Here are the links to the base model and the refiner model files:
If we want to download these models, once you have been approved, use git-lfs to clone the repos like so:
!apt-get update !apt-get install git-lfs !mkdir SDXL %cd SDXL !git-lfs clone https://huggingface.co/stabilityai/stable-diffusion-xl-base-0.9 !git-lfs clone https://huggingface.co/stabilityai/stable-diffusion-xl-refiner-0.9 %cd /notebooks
While there are other, likely illicit ways we can find to download these models, please follow the steps on the download pages here, so that we are sure to sign the SDXL 0.9 Research License Agreement. We recommend users avoid using torrents or other sources, as the HuggingFace source can be guaranteed for both security and having the correct files.
Running the demo
Now that setup is complete and we have optionally downloaded the checkpoint files, we can run the Web UI demo. Run the final notebook cell to get a shareable link to the Gradio app.

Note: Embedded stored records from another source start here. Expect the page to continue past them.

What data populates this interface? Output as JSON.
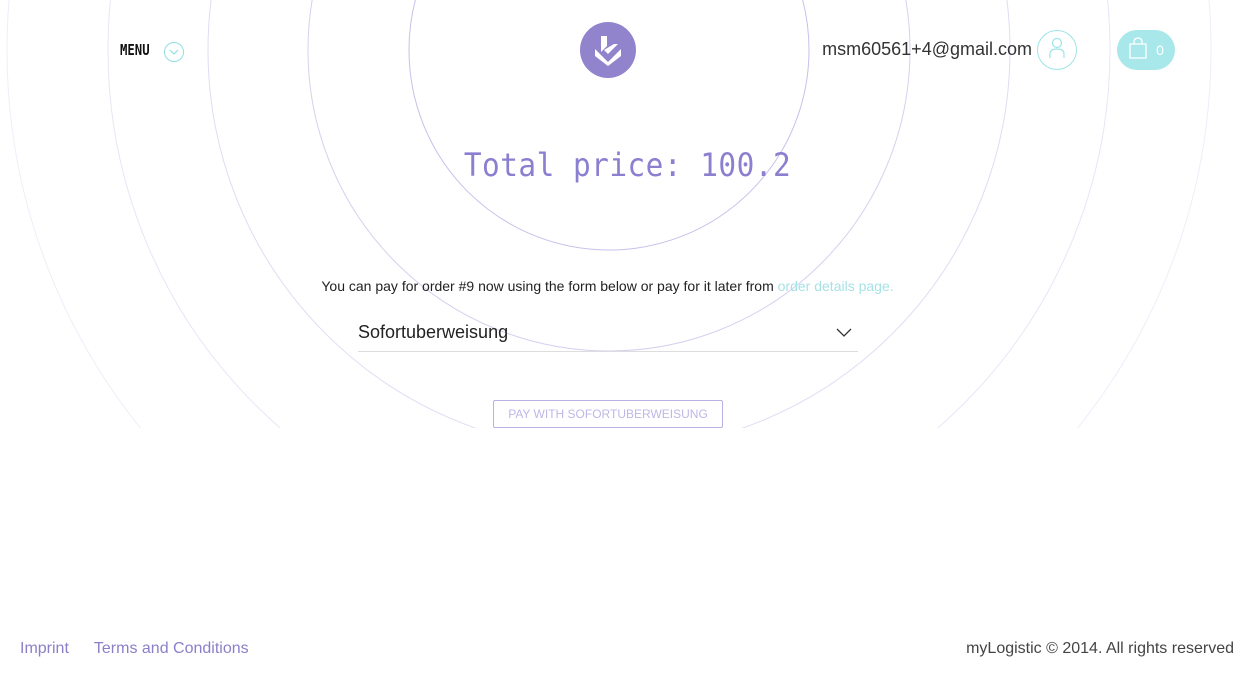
{
  "header": {
    "menu_label": "MENU",
    "user_email": "msm60561+4@gmail.com",
    "cart_count": "0"
  },
  "main": {
    "total_price": "Total price: 100.2",
    "pay_info_text": "You can pay for order #9 now using the form below or pay for it later from",
    "pay_info_link": "order details page.",
    "payment_method_selected": "Sofortuberweisung",
    "pay_button_label": "PAY WITH SOFORTUBERWEISUNG"
  },
  "footer": {
    "imprint_label": "Imprint",
    "terms_label": "Terms and Conditions",
    "copyright": "myLogistic © 2014. All rights reserved"
  },
  "colors": {
    "accent_purple": "#8b7fd0",
    "logo_purple": "#9183cc",
    "accent_cyan": "#a8e8ea",
    "link_cyan": "#a6e2e5"
  },
  "icons": {
    "logo": "brand-logo-icon",
    "menu": "chevron-down-icon",
    "user": "user-icon",
    "cart": "shopping-bag-icon",
    "select": "chevron-down-icon"
  }
}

In addition to the features enabled by the original version of this application, we have added the ability to change the image size parameters and seed. This will allow us to get a better feel for how the model performs on the variety of tasks we need to run it on, and iterate on existing prompts. Let's take a look at the UI:
As we can see, there are options for inputting text prompt and negative prompts, controlling the guidance scale for the text prompt, adjusting the width and height, and the number of inference and refinement steps. If we launched the web UI with the refiner, we can also adjust the number of refinement steps.
Here are some sample photos we generated on a P4000 powered Gradient Notebook using the first provided example prompts:
Try recreating these results yourself at different seeds, sizes, and guidance scales, and see how SDXL could end up being the next step in powerful text-to-image synthesis modeling with Deep Learning.
We are going to keep looking out for work done with Stable Diffusion XL in the coming weeks, so be sure to watch this blog for more updates. We look forward to seeing it implemented with the Automatic1111 family of Stable Diffusion Web UI applications. Thanks for reading!